Unable to stop a container that was moved from lxd to incus

I have a container running in Incus, but it’s state is totally unusable. Also, I cannot stop it, not even with the --force flag.

First let me explain how this came to be. It’s a fairly old Ubuntu 16.04 container that I had running in LXD 5.0. I’ve setup a new server with Incus 6.0. I am able to move containers from the old LXD host onto the new Incus server.

After the move (which succeeded without error) I started the container, but then I noticed it wasn’t working at all. It is now stuck in state RUNNING. Even after restarting the Incus server that container is again in RUNNING state. So far, I have not been able to stop it.

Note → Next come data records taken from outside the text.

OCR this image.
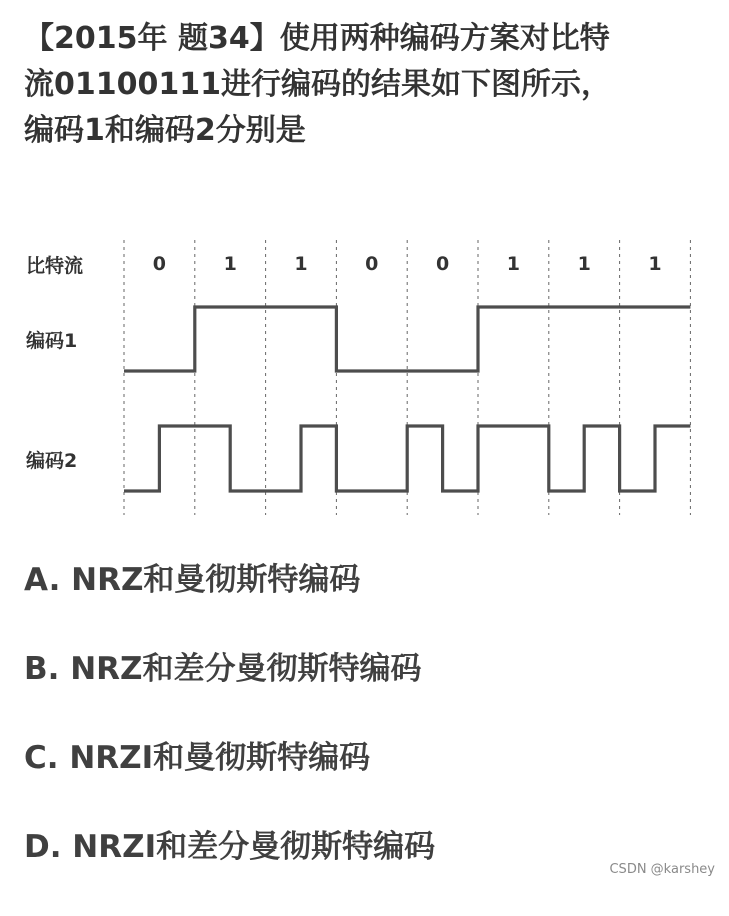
【2015年 题34】使用两种编码方案对比特
流01100111进行编码的结果如下图所示，
编码1和编码2分别是
比特流
编码1
编码2
0	1	1	0	0	1	1	1
A. NRZ和曼彻斯特编码
B. NRZ和差分曼彻斯特编码
C. NRZI和曼彻斯特编码
D. NRZI和差分曼彻斯特编码
CSDN @karshey
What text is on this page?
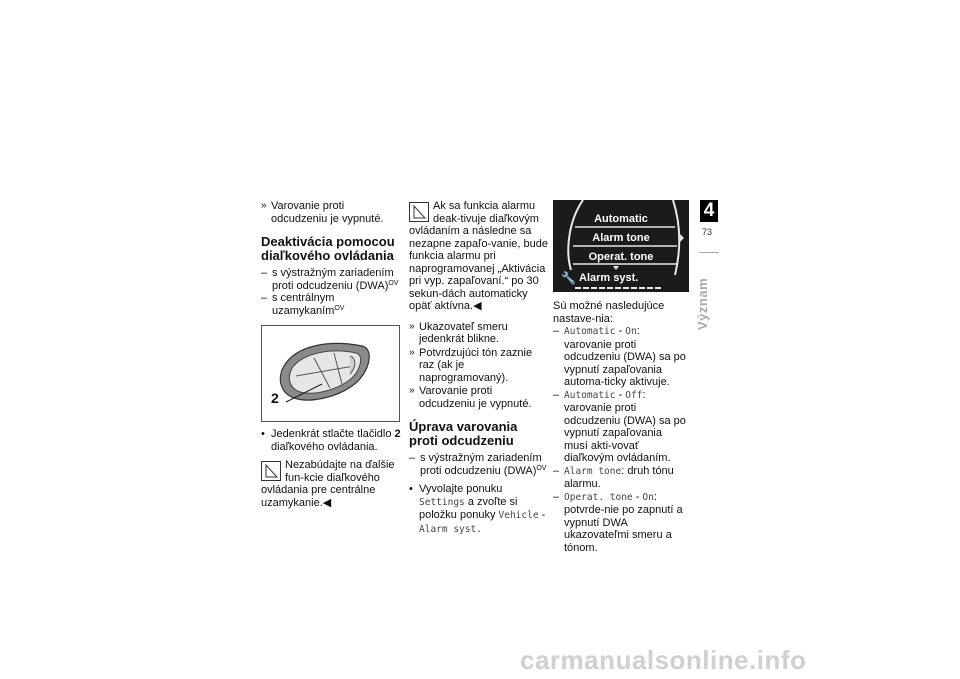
» Varovanie proti odcudzeniu je vypnuté.
Deaktivácia pomocou diaľkového ovládania
– s výstražným zariadením proti odcudzeniu (DWA)$^{OV}$
– s centrálnym uzamykaním$^{OV}$
2
• Jedenkrát stlačte tlačidlo 2 diaľkového ovládania.
Nezabúdajte na ďalšie fun-kcie diaľkového ovládania pre centrálne uzamykanie.◀
Ak sa funkcia alarmu deak-tivuje diaľkovým ovládaním a následne sa nezapne zapaľo-vanie, bude funkcia alarmu pri naprogramovanej „Aktivácia pri vyp. zapaľovaní.“ po 30 sekun-dách automaticky opäť aktívna.◀
» Ukazovateľ smeru jedenkrát blikne.
» Potvrdzujúci tón zaznie raz (ak je naprogramovaný).
» Varovanie proti odcudzeniu je vypnuté.
Úprava varovania proti odcudzeniu
– s výstražným zariadením proti odcudzeniu (DWA)$^{OV}$
• Vyvolajte ponuku Settings a zvoľte si položku ponuky Vehicle - Alarm syst.
Automatic
Alarm tone
Operat. tone
🔧 Alarm syst.
Sú možné nasledujúce nastave-nia:
– Automatic - On: varovanie proti odcudzeniu (DWA) sa po vypnutí zapaľovania automa-ticky aktivuje.
– Automatic - Off: varovanie proti odcudzeniu (DWA) sa po vypnutí zapaľovania musí akti-vovať diaľkovým ovládaním.
– Alarm tone: druh tónu alarmu.
– Operat. tone - On: potvrde-nie po zapnutí a vypnutí DWA ukazovateľmi smeru a tónom.
4
73
Význam
carmanualsonline.info
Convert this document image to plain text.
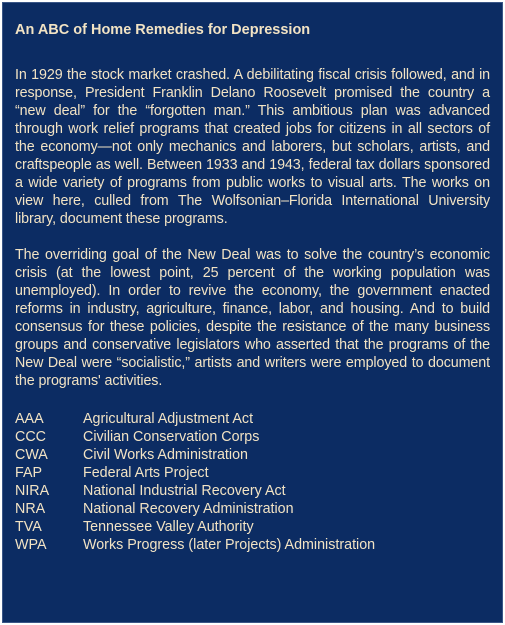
An ABC of Home Remedies for Depression

In 1929 the stock market crashed. A debilitating fiscal crisis followed, and in response, President Franklin Delano Roosevelt promised the country a “new deal” for the “forgotten man.” This ambitious plan was advanced through work relief programs that created jobs for citizens in all sectors of the economy—not only mechanics and laborers, but scholars, artists, and craftspeople as well. Between 1933 and 1943, federal tax dollars sponsored a wide variety of programs from public works to visual arts. The works on view here, culled from The Wolfsonian–Florida International University library, document these programs.

The overriding goal of the New Deal was to solve the country’s economic crisis (at the lowest point, 25 percent of the working population was unemployed). In order to revive the economy, the government enacted reforms in industry, agriculture, finance, labor, and housing. And to build consensus for these policies, despite the resistance of the many business groups and conservative legislators who asserted that the programs of the New Deal were “socialistic,” artists and writers were employed to document the programs' activities.

AAA	Agricultural Adjustment Act
CCC	Civilian Conservation Corps
CWA	Civil Works Administration
FAP	Federal Arts Project
NIRA	National Industrial Recovery Act
NRA	National Recovery Administration
TVA	Tennessee Valley Authority
WPA	Works Progress (later Projects) Administration
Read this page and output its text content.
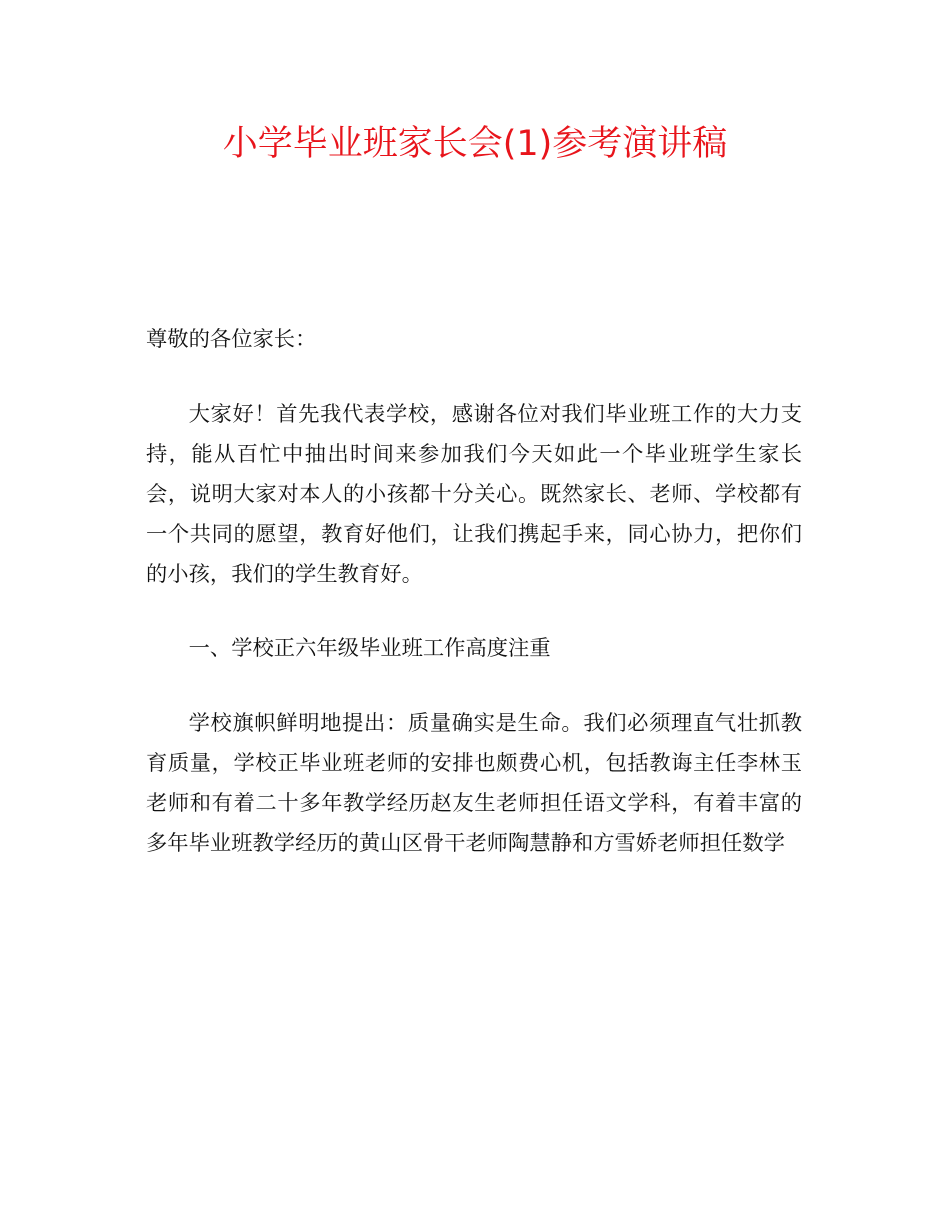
小学毕业班家长会(1)参考演讲稿

尊敬的各位家长：

大家好！首先我代表学校，感谢各位对我们毕业班工作的大力支持，能从百忙中抽出时间来参加我们今天如此一个毕业班学生家长会，说明大家对本人的小孩都十分关心。既然家长、老师、学校都有一个共同的愿望，教育好他们，让我们携起手来，同心协力，把你们的小孩，我们的学生教育好。

一、学校正六年级毕业班工作高度注重

学校旗帜鲜明地提出：质量确实是生命。我们必须理直气壮抓教育质量，学校正毕业班老师的安排也颇费心机，包括教诲主任李林玉老师和有着二十多年教学经历赵友生老师担任语文学科，有着丰富的多年毕业班教学经历的黄山区骨干老师陶慧静和方雪娇老师担任数学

I can incus shell into the container. There are just three processes running. /sbin/init, su -l and -su.

Can this be caused by moving the container from LXD to Incus?

First thing I want to achieve: how can I really stop this container?

I was able to make a copy with incus copy. After that I was able to forcefully delete the container. For now I’ve copied the container back to the LXD server.

Now, what do I have to do to be able to move the container from LXD to Incus? Is there a conversion step to be taken? (Note. This is a Ubuntu 16.04 container.)

So far, moving containers with Ubuntu 18 and up goes without problems. There is definitely something wrong with migrating containers with Ubuntu 16 and older.

Is the container itself Ubuntu 16.04?
If so, you’re probably hitting some cgroup1/cgroup2 issue when moving to a more recent server.

That said, I don’t know why incus stop -f wouldn’t work.

Those containers certainly would fail to fully start and you’d see a very limited process list as you described, you’d also see some systemd errors in incus info --show-log NAME, but killing the container with incus stop -f should still work.

If it doesn’t, it may be useful to look at the ps fauxww output following the failed incus stop -f to see if anything weird is going on with the processes running that container.

The LXD host runs Ubuntu 20.04
The new Incus server runs Ubuntu 22.04
The problematic conainers run Ubuntu 16.04

Tomorrow I’ll add more logging of what I see running inside the container.

If it doesn’t, it may be useful to look at the ps fauxww output following the failed incus stop -f to see if anything weird is going on with the processes running that container.

That’s ps fauxwww on the Incus server, right?

Right, so Ubuntu 20.04 is cgroup1, Ubuntu 22.04 is cgroup2.
Your container only works with cgroup1 so it will not be able to function on the new host.

You’d need to force the Ubuntu 22.04 host back into cgroup1 mode to get that container to behave.

Yep

Ah, thanks for confirming.

Do you have a suggestion how I can best migrate Ubuntu 16 containers to the new Incus (cgroup2) server?

You can’t. Ubuntu 16.04 and similar older OS like CentOS 7 will simply not boot on a cgroup2 box, systemd just crashes immediately on startup.

Your only real option is to force the system back into cgroup1 mode.

But note that you’ll expose yourself to the opposite problem then as newer versions of systemd (possibly 24.04, not sure) no longer support cgroup1 and will refuse to boot.

So you basically end up having to run some systems on cgroup1 for your old containers and some systems on cgroup2 for the newer ones…

OK. Again, thanks for the explanation.

Or create a VM with cgroup1, and move the containers inside that VM.